Another unique feature of the collaborative process is that the parties generally agree to use shared experts such as accountants and financial advisors. This can significantly reduce costs. They may even agree to use the same counsellors or coaches depending on the circumstances.
While collaborative law was first developed to address family law matters, the method can work for any type of legal dispute where all parties want to work together to find a resolution and are prepared to be bound by it in the end. Several jurisdictions in Ontario such as Waterloo Region, Hamilton and Toronto have been exploring the use of collaborative law for estate law and related matters due to the similarity with family law disputes. Business law is another ideal area where the collaborative process could work since parties will often want or need to get along afterwards.
For the most part, there is nothing preventing people who disagree about an issue from working things out themselves. Usually the barrier is their personalities and expectations about what constitutes a “fair” outcome. As a result, some involvement by neutral persons is often necessary.

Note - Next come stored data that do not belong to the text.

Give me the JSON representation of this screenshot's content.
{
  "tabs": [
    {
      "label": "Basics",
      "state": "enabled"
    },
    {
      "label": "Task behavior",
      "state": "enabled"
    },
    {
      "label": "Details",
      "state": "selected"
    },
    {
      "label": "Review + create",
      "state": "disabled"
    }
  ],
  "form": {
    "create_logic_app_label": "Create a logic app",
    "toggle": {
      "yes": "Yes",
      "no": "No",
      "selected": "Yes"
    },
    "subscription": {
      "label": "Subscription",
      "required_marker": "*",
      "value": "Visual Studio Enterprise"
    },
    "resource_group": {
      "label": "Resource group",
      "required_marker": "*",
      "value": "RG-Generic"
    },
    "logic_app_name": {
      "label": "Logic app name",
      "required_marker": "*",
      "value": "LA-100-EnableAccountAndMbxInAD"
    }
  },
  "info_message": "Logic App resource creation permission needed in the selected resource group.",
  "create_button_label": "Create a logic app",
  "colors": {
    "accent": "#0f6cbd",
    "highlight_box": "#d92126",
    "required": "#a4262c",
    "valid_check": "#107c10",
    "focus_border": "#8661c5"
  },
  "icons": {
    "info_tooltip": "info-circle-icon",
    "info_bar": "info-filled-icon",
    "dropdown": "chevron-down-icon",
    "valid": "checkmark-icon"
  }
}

Lawyers are trained to analyze legal issues and licenced to provide advice to the public about their rights, duties and options for resolving disputes as well as how to plan to avoid disputes in the first place. As a result, they can help parties negotiate a resolution to a specific problem and then outline options for moving forward where the parties wish to have an ongoing personal or business relationship. However, parties can negotiate on their own as well.
While the types of dispute resolution have been described as if they are mutually exclusive, that is not always the case. A dispute that starts as a litigation matter can still be settled through negotiation. Alternatively, the parties could agree to mediate or arbitrate a particular issue.
Conversely, there may be a specific issue that arises in any of arbitration, mediation, collaborative or even negotiation that needs a court order. As a result, there is no one size fits all process for every dispute.